The Relaxation of Some Classes of Variational Integrals with Pointwise Continuous-Type Gradient Constraints

Abstract

Relaxation problems for a functional of the type $G(u)=\int_\Omega g(x,\nabla u)\,{\rm d}x$ are analyzed, where $\Omega$ is a bounded smooth subset of $\R^N$ and $g$ is a Carath\’eodory function, when the admissible $u$ are forced to satisfy a pointwise gradient constraint of the type $\nabla u(x)\in C(x)$ for a.e. $x\in\Omega$, $C(x)$ being, for every $x\in\Omega$, a bounded convex subset of $\R^N$. The relaxed functionals $\overline{G_{PC^1(\Omega)}}$, and $\overline{G_{W^{1,\infty}(\Omega)}}$ of $G$ obtained letting $u$ vary in $PC^1(\Omega)$, the set of the piecewise $C^1$-functions in $\Omega$, and in $W^{1,\infty}(\Omega)$ respectively in the definition of $G$ are considered.
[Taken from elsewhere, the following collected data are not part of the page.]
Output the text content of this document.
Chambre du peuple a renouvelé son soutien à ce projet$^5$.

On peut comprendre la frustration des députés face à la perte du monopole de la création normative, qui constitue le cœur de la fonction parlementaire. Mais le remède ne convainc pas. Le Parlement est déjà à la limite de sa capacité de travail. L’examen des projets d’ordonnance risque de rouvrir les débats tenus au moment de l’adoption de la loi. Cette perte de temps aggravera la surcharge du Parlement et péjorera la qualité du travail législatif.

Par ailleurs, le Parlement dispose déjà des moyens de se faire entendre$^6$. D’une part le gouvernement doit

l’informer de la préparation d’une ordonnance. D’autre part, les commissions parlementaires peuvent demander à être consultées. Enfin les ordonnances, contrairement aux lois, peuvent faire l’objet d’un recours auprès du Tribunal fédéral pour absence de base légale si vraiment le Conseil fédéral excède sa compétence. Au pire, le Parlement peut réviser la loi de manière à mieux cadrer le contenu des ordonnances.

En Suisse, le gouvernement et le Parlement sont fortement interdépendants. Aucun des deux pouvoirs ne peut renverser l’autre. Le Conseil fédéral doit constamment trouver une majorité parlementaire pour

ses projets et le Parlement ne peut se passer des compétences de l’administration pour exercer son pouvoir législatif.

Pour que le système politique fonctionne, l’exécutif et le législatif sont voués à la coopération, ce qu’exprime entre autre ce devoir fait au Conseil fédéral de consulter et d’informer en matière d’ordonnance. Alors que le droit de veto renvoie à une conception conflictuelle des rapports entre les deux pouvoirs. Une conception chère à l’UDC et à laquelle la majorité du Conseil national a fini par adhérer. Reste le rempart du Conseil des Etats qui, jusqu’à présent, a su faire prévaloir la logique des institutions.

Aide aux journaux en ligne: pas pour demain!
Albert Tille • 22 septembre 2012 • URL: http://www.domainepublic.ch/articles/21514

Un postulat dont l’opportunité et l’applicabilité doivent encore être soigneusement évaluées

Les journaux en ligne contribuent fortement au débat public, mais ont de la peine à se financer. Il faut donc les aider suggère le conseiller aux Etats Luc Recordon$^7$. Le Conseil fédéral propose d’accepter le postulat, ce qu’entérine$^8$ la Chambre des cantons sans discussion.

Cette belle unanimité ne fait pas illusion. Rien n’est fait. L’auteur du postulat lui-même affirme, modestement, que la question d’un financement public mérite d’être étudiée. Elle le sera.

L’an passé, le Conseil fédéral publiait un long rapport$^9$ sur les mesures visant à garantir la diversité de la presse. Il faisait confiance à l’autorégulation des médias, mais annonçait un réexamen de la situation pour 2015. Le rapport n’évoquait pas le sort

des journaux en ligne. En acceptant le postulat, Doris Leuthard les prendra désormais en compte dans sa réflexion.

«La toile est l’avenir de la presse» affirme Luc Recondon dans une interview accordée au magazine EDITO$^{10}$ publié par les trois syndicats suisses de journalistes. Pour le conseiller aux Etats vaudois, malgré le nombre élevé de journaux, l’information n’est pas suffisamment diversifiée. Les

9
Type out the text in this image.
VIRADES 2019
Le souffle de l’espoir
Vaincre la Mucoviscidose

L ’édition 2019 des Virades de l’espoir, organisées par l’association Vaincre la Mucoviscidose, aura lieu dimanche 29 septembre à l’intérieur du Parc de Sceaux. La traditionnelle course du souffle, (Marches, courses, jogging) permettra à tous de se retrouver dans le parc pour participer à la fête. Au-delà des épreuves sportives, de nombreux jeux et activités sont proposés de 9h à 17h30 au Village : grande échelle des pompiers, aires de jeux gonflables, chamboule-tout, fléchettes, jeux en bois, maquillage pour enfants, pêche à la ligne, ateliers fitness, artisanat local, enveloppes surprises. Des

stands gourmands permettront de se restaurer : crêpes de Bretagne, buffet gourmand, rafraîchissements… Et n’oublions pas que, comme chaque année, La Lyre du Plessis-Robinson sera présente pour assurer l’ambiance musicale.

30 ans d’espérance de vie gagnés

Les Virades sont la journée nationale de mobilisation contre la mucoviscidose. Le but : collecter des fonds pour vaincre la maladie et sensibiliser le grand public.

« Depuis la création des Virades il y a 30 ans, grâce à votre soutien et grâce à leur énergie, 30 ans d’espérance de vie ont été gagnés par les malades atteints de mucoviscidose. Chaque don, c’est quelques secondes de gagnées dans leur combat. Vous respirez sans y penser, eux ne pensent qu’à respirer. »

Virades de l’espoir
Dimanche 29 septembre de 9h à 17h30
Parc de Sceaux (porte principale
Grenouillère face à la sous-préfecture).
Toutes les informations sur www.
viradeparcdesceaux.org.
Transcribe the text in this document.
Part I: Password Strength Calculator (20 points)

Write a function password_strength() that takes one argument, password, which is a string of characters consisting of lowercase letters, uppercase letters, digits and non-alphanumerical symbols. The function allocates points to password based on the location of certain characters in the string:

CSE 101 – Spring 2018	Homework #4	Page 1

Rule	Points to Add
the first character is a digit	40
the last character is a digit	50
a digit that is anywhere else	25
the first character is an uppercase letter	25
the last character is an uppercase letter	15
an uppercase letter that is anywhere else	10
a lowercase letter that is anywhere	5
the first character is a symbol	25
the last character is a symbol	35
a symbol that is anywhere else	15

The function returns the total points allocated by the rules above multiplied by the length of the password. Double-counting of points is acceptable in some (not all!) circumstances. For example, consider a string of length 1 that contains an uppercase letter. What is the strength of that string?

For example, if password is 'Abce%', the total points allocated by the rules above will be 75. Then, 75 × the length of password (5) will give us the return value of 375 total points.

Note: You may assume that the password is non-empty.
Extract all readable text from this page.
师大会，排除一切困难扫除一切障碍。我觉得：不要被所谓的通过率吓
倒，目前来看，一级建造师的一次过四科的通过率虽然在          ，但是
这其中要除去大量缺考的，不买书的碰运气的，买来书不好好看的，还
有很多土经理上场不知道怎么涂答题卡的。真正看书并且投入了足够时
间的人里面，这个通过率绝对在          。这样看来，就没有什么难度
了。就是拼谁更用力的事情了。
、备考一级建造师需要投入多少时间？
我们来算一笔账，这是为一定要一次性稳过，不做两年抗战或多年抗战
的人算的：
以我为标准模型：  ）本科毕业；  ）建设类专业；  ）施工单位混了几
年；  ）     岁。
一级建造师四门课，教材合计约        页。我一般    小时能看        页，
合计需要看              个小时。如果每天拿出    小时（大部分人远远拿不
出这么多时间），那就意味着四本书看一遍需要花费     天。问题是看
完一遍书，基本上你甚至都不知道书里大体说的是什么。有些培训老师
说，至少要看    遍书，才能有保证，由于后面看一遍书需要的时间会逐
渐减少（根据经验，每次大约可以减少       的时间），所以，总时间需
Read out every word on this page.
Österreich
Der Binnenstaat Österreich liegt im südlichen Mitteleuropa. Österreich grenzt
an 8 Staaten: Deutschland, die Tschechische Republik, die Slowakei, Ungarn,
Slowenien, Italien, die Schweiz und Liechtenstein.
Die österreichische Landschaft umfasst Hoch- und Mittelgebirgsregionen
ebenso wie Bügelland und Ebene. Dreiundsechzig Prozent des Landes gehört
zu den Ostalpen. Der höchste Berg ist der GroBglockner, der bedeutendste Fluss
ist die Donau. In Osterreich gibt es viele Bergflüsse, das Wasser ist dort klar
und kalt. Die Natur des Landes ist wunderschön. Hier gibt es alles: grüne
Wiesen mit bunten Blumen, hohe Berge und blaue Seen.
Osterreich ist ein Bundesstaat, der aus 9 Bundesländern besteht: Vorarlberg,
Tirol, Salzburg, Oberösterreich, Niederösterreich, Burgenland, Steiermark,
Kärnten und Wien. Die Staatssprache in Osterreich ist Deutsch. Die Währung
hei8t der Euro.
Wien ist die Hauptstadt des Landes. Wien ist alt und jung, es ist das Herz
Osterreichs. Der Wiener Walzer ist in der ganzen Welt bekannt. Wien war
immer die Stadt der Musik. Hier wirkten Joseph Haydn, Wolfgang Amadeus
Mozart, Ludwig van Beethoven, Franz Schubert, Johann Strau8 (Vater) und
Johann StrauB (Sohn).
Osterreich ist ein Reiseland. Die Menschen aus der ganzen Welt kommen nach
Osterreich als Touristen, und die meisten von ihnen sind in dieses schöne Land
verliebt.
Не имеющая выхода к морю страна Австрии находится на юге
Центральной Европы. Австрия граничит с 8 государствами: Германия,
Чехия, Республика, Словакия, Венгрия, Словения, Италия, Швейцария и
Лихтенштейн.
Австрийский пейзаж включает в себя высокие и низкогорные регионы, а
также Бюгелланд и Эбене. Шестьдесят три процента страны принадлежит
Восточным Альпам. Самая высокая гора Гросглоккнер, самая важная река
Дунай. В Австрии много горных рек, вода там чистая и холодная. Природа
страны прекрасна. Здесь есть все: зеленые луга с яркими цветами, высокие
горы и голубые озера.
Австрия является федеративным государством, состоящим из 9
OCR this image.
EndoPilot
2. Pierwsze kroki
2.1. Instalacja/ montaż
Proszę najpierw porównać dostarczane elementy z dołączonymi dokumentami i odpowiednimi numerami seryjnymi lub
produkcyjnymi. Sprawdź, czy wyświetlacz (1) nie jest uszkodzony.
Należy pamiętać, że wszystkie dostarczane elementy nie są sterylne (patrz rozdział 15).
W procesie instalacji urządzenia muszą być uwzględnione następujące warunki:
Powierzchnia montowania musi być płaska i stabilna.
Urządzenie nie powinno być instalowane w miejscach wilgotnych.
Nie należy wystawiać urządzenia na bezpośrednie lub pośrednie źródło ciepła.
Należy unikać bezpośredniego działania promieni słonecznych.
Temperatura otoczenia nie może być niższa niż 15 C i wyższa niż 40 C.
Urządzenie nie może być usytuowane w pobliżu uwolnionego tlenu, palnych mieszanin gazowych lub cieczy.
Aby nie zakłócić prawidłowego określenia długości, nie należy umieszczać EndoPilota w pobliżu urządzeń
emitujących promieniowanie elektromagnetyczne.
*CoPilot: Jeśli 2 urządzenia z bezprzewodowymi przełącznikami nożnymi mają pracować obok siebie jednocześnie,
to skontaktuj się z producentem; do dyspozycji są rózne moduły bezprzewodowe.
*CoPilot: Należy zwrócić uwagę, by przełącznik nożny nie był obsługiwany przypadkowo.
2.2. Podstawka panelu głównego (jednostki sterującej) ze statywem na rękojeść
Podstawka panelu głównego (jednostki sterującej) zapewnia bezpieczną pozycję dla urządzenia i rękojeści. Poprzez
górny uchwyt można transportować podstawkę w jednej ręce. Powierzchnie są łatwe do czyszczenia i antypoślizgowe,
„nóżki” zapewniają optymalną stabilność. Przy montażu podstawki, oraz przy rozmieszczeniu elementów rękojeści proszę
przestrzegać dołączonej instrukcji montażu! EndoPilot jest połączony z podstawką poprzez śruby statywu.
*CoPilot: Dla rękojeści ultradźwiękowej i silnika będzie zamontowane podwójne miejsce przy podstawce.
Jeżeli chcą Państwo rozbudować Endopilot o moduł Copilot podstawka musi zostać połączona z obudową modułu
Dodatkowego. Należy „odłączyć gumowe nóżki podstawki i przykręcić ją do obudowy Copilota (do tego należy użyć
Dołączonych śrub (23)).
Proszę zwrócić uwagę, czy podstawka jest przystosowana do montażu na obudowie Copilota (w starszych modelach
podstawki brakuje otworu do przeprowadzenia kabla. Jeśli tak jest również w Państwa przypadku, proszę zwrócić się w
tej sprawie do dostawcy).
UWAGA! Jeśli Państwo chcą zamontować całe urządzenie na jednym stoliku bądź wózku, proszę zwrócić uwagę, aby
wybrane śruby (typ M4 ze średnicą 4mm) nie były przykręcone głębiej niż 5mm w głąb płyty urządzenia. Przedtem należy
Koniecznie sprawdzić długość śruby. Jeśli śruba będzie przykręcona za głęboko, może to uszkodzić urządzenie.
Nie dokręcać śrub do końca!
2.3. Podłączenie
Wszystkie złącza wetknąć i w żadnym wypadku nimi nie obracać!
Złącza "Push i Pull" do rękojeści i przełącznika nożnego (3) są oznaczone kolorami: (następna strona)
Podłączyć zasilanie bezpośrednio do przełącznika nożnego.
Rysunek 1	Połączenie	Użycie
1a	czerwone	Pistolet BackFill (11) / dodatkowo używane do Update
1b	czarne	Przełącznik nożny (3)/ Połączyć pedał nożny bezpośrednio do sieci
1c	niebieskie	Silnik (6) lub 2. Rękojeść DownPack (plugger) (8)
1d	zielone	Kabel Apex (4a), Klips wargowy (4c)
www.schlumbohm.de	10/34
Identity and integral representation results are proved under continuity-type assumptions on $C$, together with the description of the common density by means of convexification arguments. Classical relaxation results are extended to the case of the continuous variable dependence of $C$, and the non-identity features described in the measurable dependence case by De Arcangelis, Monsurr\‘o and Zappale (2004) are shown to be non-occurring. Proofs are based on the properties of certain limits of multifunctions, and on an approximation result for functions $u$ in $W^{1,\infty}(\Omega)$, with $\nabla u(x)\in C(x)$ for a.e. $x\in\Omega$, by $PC^1(\Omega)$ ones satisfying the same condition. Results in more general settings are also obtained.